One of the things we talk a lot about is quality measures. So, what's your mammogram screening rate and how are we screening for colon cancer and diabetes, but none of that matters if patients can't access care. So we're really thinking about access through a quality lens. If we're building a health system and working with physicians that we believe give world-class care, it's our obligation to figure out how to make that accessible to the people who need it. And that is not easy. Hiring is harder than ever. We don't have enough primary care physicians in America to serve the aging population — 10,000 people turn 65 a day in America — it's not an easy thing to fix. So, we are working to make healthcare better for the community. 

Q: Where do you think that outpatient care is headed in five years, and where are the opportunities for growth?

DK: I think COVID-19 taught physicians how care can be taken to an ASC without sacrificing quality or experience. I have a lot of orthopedic friends that for three or four months couldn't do any surgeries because the hospitals were closed down in 2020, and they figured it out. They said, "I'm not going to be put in a position again where I have to rely solely on a hospital for me to be able to provide and care for my patients." What they discovered is that it's a pretty great experience for the physicians. And it's a pretty great experience for the patient. 
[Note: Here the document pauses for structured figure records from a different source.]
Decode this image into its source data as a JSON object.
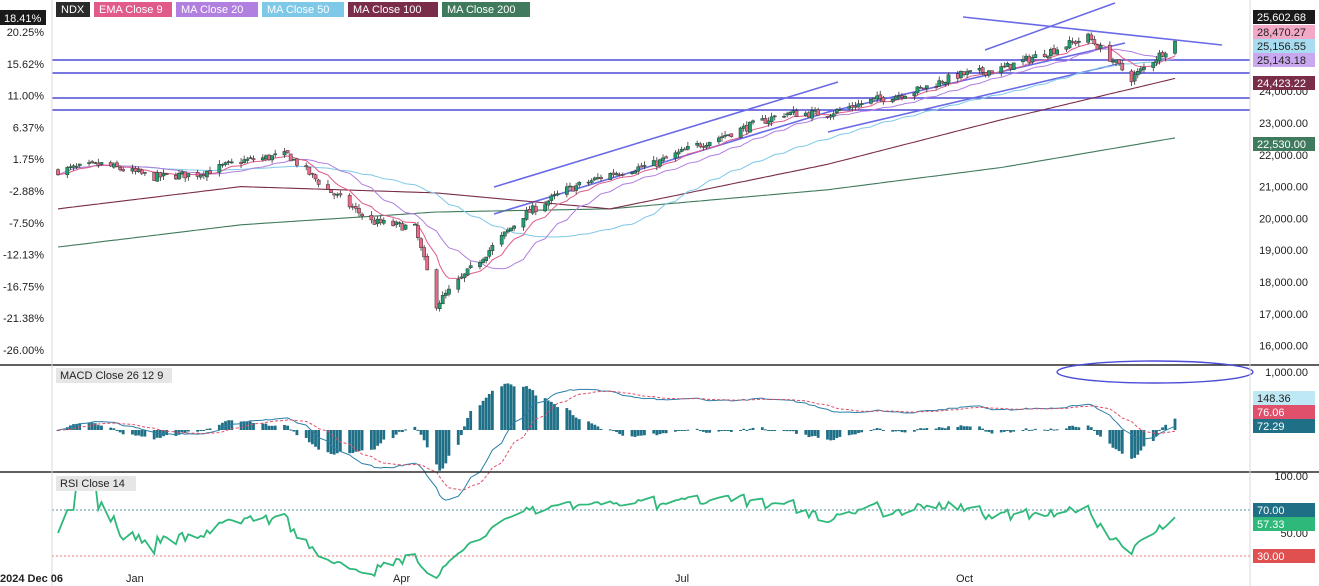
{
  "legend": {
    "symbol": {
      "text": "NDX",
      "bg": "#2b2b2b",
      "fg": "#ffffff"
    },
    "indicators": [
      {
        "name": "EMA Close 9",
        "bg": "#e05a8a"
      },
      {
        "name": "MA Close 20",
        "bg": "#b07fe0"
      },
      {
        "name": "MA Close 50",
        "bg": "#7ec8e8"
      },
      {
        "name": "MA Close 100",
        "bg": "#7a2d48"
      },
      {
        "name": "MA Close 200",
        "bg": "#3f7a5c"
      }
    ]
  },
  "price_panel": {
    "left_axis_pct": [
      "18.41%",
      "20.25%",
      "15.62%",
      "11.00%",
      "6.37%",
      "1.75%",
      "-2.88%",
      "-7.50%",
      "-12.13%",
      "-16.75%",
      "-21.38%",
      "-26.00%"
    ],
    "right_axis": [
      "25,602.68",
      "24,000.00",
      "23,000.00",
      "22,000.00",
      "21,000.00",
      "20,000.00",
      "19,000.00",
      "18,000.00",
      "17,000.00",
      "16,000.00"
    ],
    "last_value_badges": [
      {
        "text": "25,602.68",
        "color": "#1a1a1a",
        "fg": "#ffffff"
      },
      {
        "text": "28,470.27",
        "color": "#f4a8c8",
        "fg": "#222222"
      },
      {
        "text": "25,156.55",
        "color": "#a8dcf0",
        "fg": "#222222"
      },
      {
        "text": "25,143.18",
        "color": "#c9a8f0",
        "fg": "#222222"
      },
      {
        "text": "24,423.22",
        "color": "#7a2d48",
        "fg": "#ffffff"
      },
      {
        "text": "22,530.00",
        "color": "#3f7a5c",
        "fg": "#ffffff"
      }
    ]
  },
  "macd_panel": {
    "label": "MACD Close 26 12 9",
    "right_axis": [
      "1,000.00",
      "100.00"
    ],
    "last_value_badges": [
      {
        "text": "148.36",
        "color": "#bfe8f5",
        "fg": "#222222"
      },
      {
        "text": "76.06",
        "color": "#e0506a",
        "fg": "#ffffff"
      },
      {
        "text": "72.29",
        "color": "#1f6f86",
        "fg": "#ffffff"
      }
    ]
  },
  "rsi_panel": {
    "label": "RSI Close 14",
    "levels": [
      {
        "value": 70,
        "color": "#1f6f86"
      },
      {
        "value": 30,
        "color": "#e05050"
      }
    ],
    "last_value_badges": [
      {
        "text": "70.00",
        "color": "#1f6f86",
        "fg": "#ffffff"
      },
      {
        "text": "57.33",
        "color": "#2eb87a",
        "fg": "#ffffff"
      },
      {
        "text": "30.00",
        "color": "#e05050",
        "fg": "#ffffff"
      }
    ],
    "right_axis": [
      "50.00"
    ]
  },
  "x_axis": [
    "2024 Dec 06",
    "Jan",
    "Apr",
    "Jul",
    "Oct"
  ],
  "chart_data": {
    "type": "line",
    "title": "",
    "series": [
      {
        "name": "NDX",
        "x": [
          "2024-12-06",
          "2024-12-20",
          "2025-01-06",
          "2025-01-20",
          "2025-02-03",
          "2025-02-18",
          "2025-03-03",
          "2025-03-17",
          "2025-03-31",
          "2025-04-07",
          "2025-04-21",
          "2025-05-05",
          "2025-05-19",
          "2025-06-02",
          "2025-06-16",
          "2025-06-30",
          "2025-07-14",
          "2025-07-28",
          "2025-08-11",
          "2025-08-25",
          "2025-09-08",
          "2025-09-22",
          "2025-10-06",
          "2025-10-20",
          "2025-11-03",
          "2025-11-17",
          "2025-12-01"
        ],
        "values": [
          21500,
          21700,
          21300,
          21400,
          21800,
          22000,
          20900,
          19900,
          19700,
          17300,
          18700,
          20100,
          20900,
          21400,
          21700,
          22300,
          22800,
          23300,
          23300,
          23700,
          24000,
          24500,
          24700,
          25200,
          25700,
          24400,
          25550
        ]
      },
      {
        "name": "MA Close 100",
        "x": [
          "2024-12-06",
          "2025-02-03",
          "2025-04-07",
          "2025-06-02",
          "2025-08-11",
          "2025-10-06",
          "2025-12-01"
        ],
        "values": [
          20300,
          21000,
          20800,
          20300,
          21700,
          23100,
          24400
        ]
      },
      {
        "name": "MA Close 200",
        "x": [
          "2024-12-06",
          "2025-02-03",
          "2025-04-07",
          "2025-06-02",
          "2025-08-11",
          "2025-10-06",
          "2025-12-01"
        ],
        "values": [
          19100,
          19800,
          20200,
          20300,
          20900,
          21600,
          22530
        ]
      }
    ],
    "ylim": [
      15800,
      26300
    ],
    "grid": false,
    "legend": "top-left"
  }
}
Ambulatory surgery is not only here to stay, with CMS redefining its inpatient-only list and physicians gaining an understanding of what success at ASCs looks like from a clinical operational financial standpoint. With the healthcare dollar being stretched thinner and thinner, we're going to see more and more patients and physicians choosing to do their surgeries in ambulatory settings. And I think as technology gets more sophisticated, as payers increasingly start suggesting and directing patients to lower cost of care, ASCs are the future for routine procedures.  Then the really sick, really fragile, really complicated patients and surgeries will be done in a hospital, which is the right thing.
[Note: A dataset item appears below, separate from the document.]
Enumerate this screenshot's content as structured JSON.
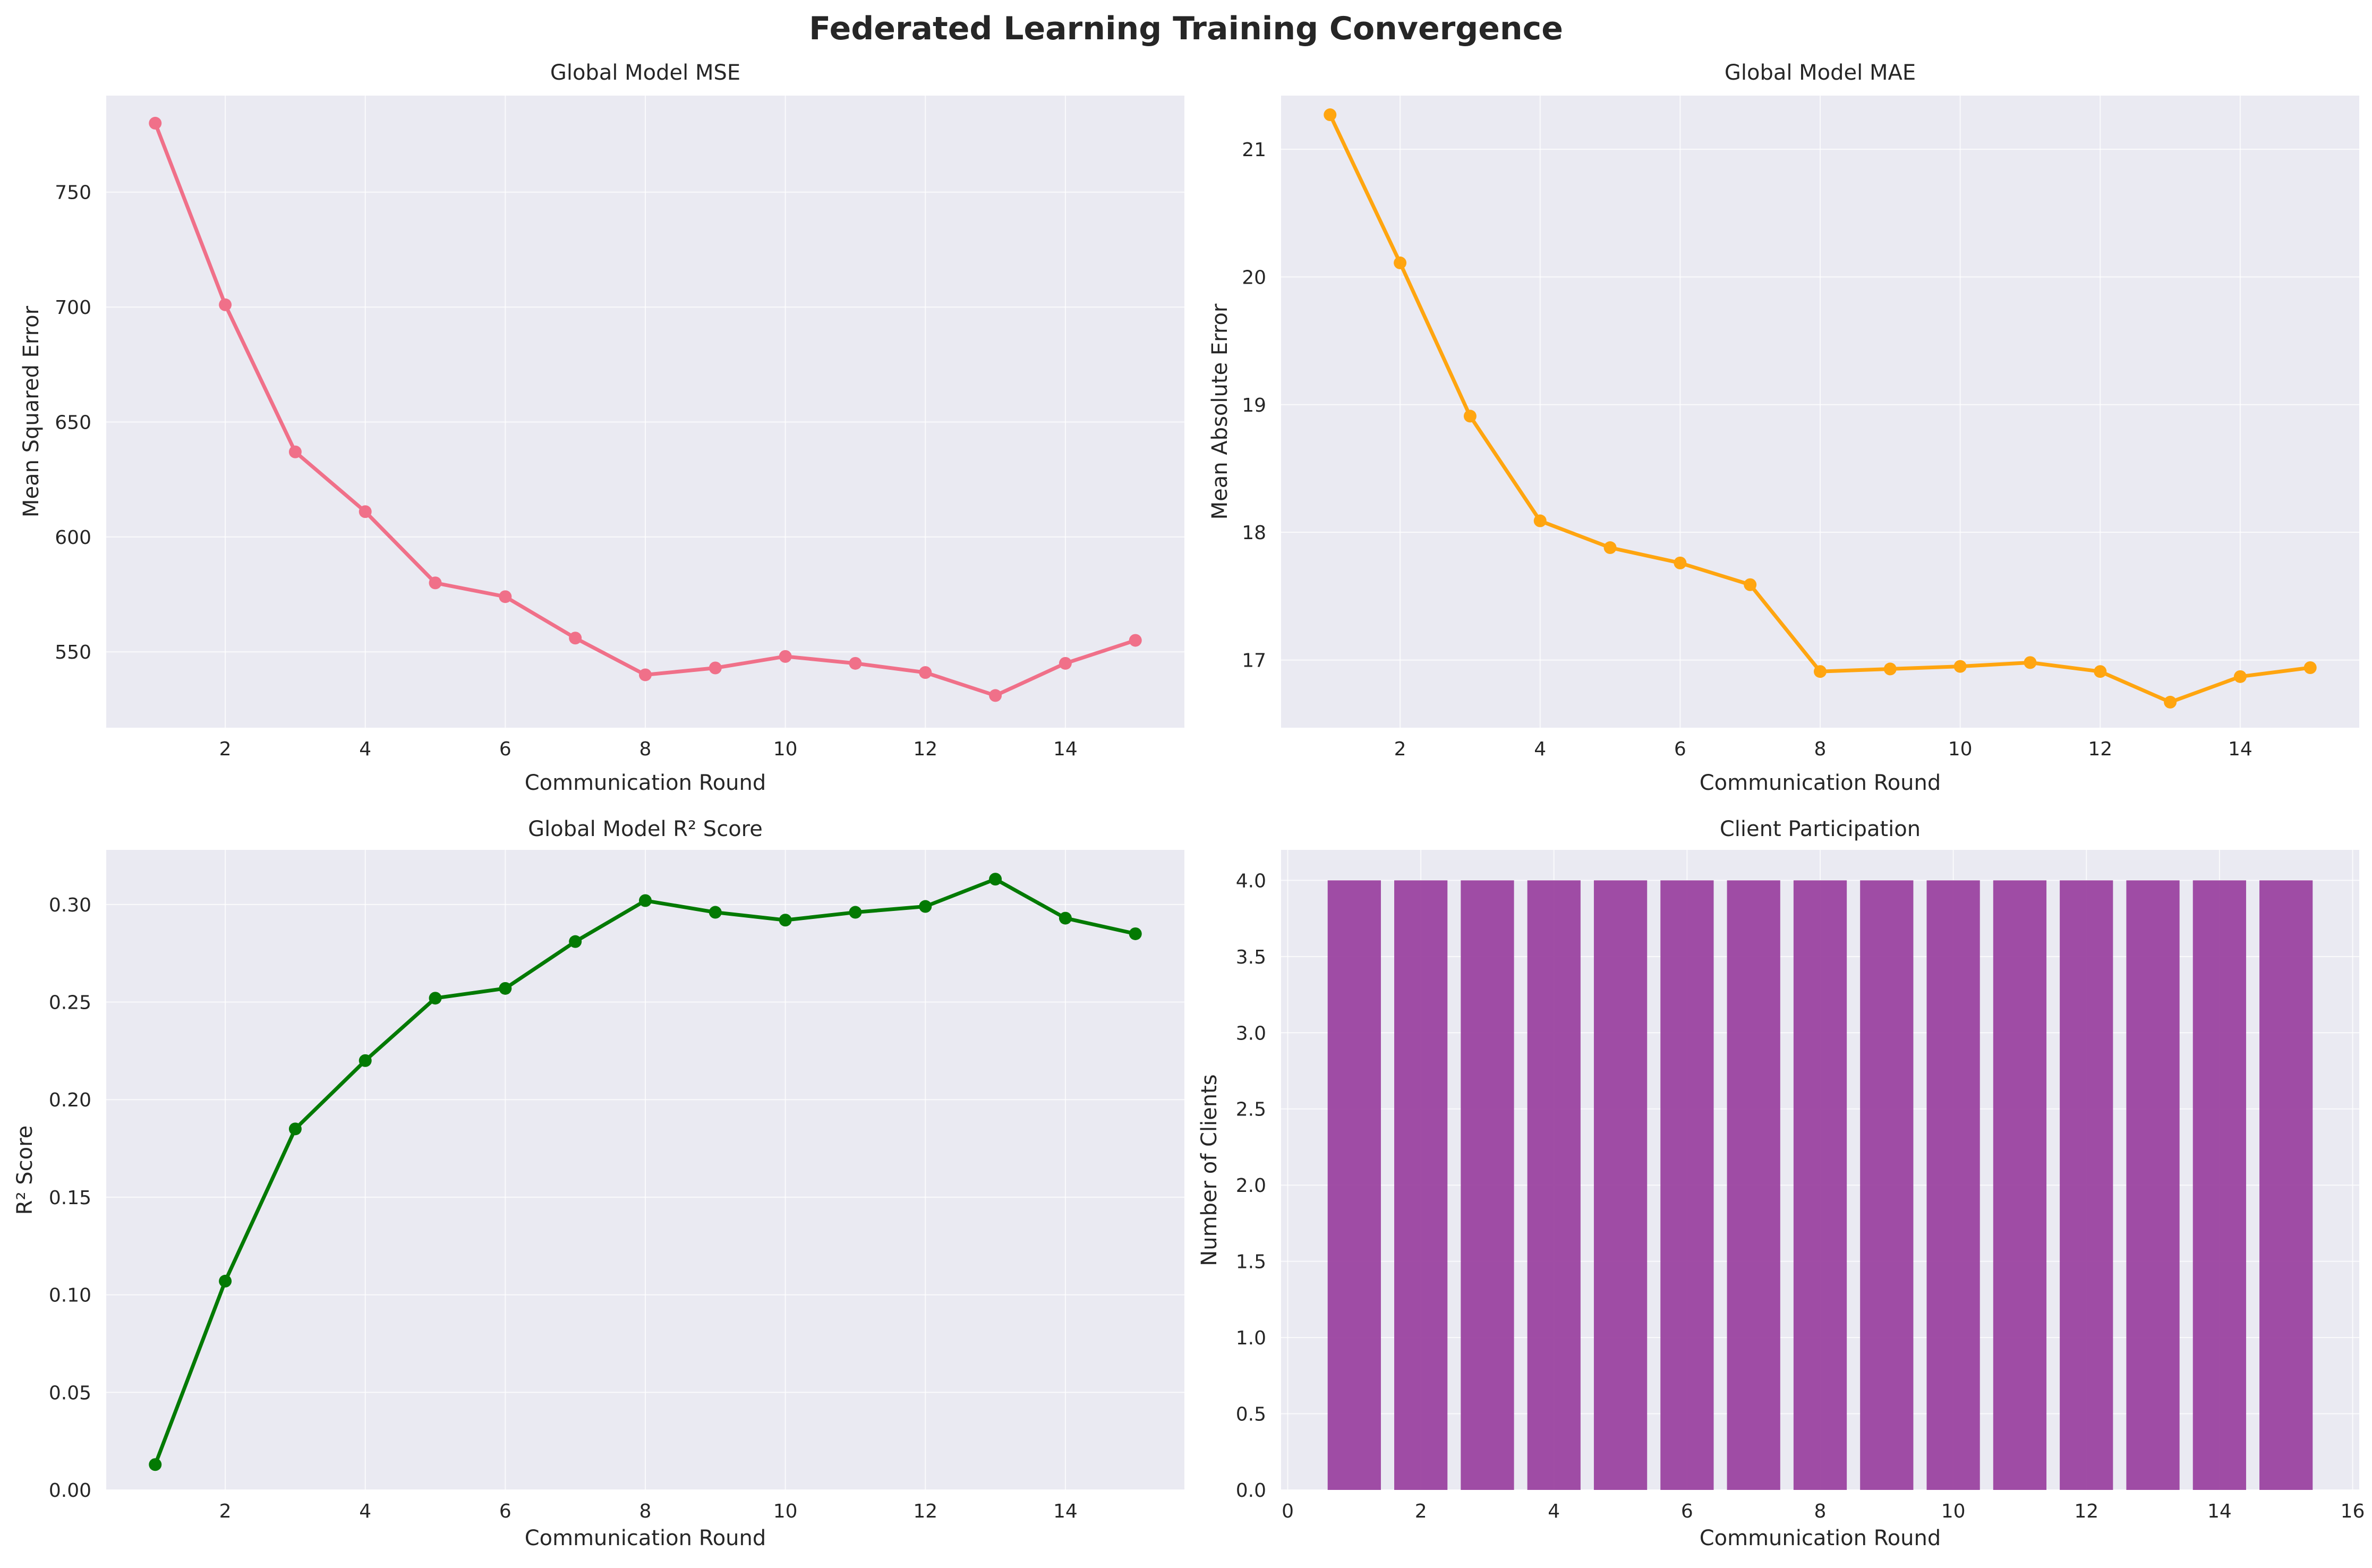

We will always need world-class hospitals.  The very sick, fragile complicated patients and intricate complicated surgeries, will be done in hospitals, where highly skilled specialists have access to operating rooms that allow for the most advanced equipment, multidisciplinary surgical teams and the ability to have specially trained nurses and support staff to care for the patient as long as is necessary. 

I'm very excited about the future of ASCs. We have a partnership with SCA, with more than a few surgery centers in the market. The other part that I think is interesting is that physicians can have equity in ASCs. So, there’s a portion of them wanting to optimize the business and optimize the care’, it’s a very compelling value proposition for the physician community.

MemorialCare is uniquely positioned. We can be a catalyst for change in healthcare nationally. Do I really think we can be that catalyst? It will be hard — but yes, we can do it.